On 3/26/26 6:30 PM, Erni Sri Satya Vennela wrote:
> As a part of MANA hardening for CVM, validate the adapter_mtu value
> returned from the MANA_QUERY_DEV_CONFIG HWC command.
>
> The adapter_mtu value is used to compute ndev->max_mtu via:
> gc->adapter_mtu - ETH_HLEN. If hardware returns a bogus adapter_mtu
> smaller than ETH_HLEN (e.g. 0), the unsigned subtraction wraps to a
> huge value, silently allowing oversized MTU settings.
>
> Add a validation check to reject adapter_mtu values below
> ETH_MIN_MTU + ETH_HLEN, returning -EPROTO to fail the device
> configuration early with a clear error message.
>
> Signed-off-by: Erni Sri Satya Vennela <[email protected]>
> ---
> drivers/net/ethernet/microsoft/mana/mana_en.c | 10 ++++++++--
> 1 file changed, 8 insertions(+), 2 deletions(-)
>
> diff --git a/drivers/net/ethernet/microsoft/mana/mana_en.c
> b/drivers/net/ethernet/microsoft/mana/mana_en.c
> index b39e8b920791..bd07d17a6017 100644
> --- a/drivers/net/ethernet/microsoft/mana/mana_en.c
> +++ b/drivers/net/ethernet/microsoft/mana/mana_en.c
> @@ -1207,10 +1207,16 @@ static int mana_query_device_cfg(struct mana_context
> *ac, u32 proto_major_ver,
>
> *max_num_vports = resp.max_num_vports;
>
> - if (resp.hdr.response.msg_version >= GDMA_MESSAGE_V2)

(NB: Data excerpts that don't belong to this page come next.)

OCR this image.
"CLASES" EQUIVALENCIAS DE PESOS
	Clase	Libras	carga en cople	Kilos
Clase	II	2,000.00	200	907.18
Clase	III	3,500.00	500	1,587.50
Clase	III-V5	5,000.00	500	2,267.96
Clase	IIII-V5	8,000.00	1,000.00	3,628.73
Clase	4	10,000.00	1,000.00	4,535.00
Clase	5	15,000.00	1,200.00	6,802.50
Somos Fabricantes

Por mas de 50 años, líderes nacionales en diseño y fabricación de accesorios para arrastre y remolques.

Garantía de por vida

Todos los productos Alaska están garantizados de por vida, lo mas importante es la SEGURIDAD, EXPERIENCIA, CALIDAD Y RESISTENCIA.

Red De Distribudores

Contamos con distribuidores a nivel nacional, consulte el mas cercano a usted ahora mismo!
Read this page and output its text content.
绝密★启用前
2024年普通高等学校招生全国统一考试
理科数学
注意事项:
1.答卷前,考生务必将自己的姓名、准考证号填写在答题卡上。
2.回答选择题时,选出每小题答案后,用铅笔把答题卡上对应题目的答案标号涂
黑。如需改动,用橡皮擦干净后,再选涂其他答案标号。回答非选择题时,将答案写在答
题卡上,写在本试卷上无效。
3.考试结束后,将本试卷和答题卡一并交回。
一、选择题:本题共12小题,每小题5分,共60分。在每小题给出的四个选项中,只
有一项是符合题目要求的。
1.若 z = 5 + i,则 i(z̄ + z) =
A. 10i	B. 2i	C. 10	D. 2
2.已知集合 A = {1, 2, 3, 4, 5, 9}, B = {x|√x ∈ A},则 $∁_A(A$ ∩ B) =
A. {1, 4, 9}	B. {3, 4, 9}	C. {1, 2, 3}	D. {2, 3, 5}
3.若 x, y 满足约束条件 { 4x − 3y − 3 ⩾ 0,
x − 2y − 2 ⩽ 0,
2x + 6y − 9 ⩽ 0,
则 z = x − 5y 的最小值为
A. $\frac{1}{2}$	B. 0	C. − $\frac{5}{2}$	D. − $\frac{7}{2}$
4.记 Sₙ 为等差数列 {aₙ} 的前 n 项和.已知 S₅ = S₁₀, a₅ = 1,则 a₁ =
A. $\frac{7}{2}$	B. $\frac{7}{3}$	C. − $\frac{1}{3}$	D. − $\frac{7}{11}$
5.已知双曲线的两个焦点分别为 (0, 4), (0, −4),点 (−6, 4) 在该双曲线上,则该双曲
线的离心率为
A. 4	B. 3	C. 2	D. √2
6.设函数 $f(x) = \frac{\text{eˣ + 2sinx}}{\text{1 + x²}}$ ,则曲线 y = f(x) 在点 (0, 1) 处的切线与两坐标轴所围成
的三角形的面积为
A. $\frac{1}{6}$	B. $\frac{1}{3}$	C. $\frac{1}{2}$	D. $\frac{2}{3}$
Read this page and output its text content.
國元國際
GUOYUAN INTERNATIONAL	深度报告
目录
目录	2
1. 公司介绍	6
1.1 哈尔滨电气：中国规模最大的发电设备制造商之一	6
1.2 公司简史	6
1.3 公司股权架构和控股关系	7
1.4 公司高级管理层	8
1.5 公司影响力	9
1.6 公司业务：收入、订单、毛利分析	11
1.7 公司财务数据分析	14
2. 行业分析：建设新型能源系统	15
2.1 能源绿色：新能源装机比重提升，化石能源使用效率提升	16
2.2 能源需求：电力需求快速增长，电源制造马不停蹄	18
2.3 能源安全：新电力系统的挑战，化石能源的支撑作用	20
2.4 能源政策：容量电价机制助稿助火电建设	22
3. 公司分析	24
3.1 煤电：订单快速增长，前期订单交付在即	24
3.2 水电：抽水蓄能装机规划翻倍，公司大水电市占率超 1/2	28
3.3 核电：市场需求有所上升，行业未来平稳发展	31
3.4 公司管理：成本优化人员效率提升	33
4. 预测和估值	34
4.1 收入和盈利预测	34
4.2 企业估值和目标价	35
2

> + if (resp.hdr.response.msg_version >= GDMA_MESSAGE_V2) {
> + if (resp.adapter_mtu < ETH_MIN_MTU + ETH_HLEN) {
> + dev_err(dev, "Adapter MTU too small: %u\n",
> + resp.adapter_mtu);
> + return -EPROTO;
AI review says:
If this returns -EPROTO, does the caller mana_probe() jump to an error
label and call mana_remove()?
If so, mana_remove() unconditionally calls
disable_work_sync(&ac->link_change_work) and
cancel_delayed_work_sync(&ac->gf_stats_work).
Since mana_query_device_cfg() is called before INIT_WORK() and
INIT_DELAYED_WORK() in the probe sequence, wouldn't this result in
calling sync cancellation functions on uninitialized, zeroed work
structures?
This can lead to a WARN_ON(!work->func) in __flush_work(), or debug
object warnings if CONFIG_DEBUG_OBJECTS_WORK is enabled.
While this initialization issue appears to already exist for other early
error paths, this new error path can also trigger it.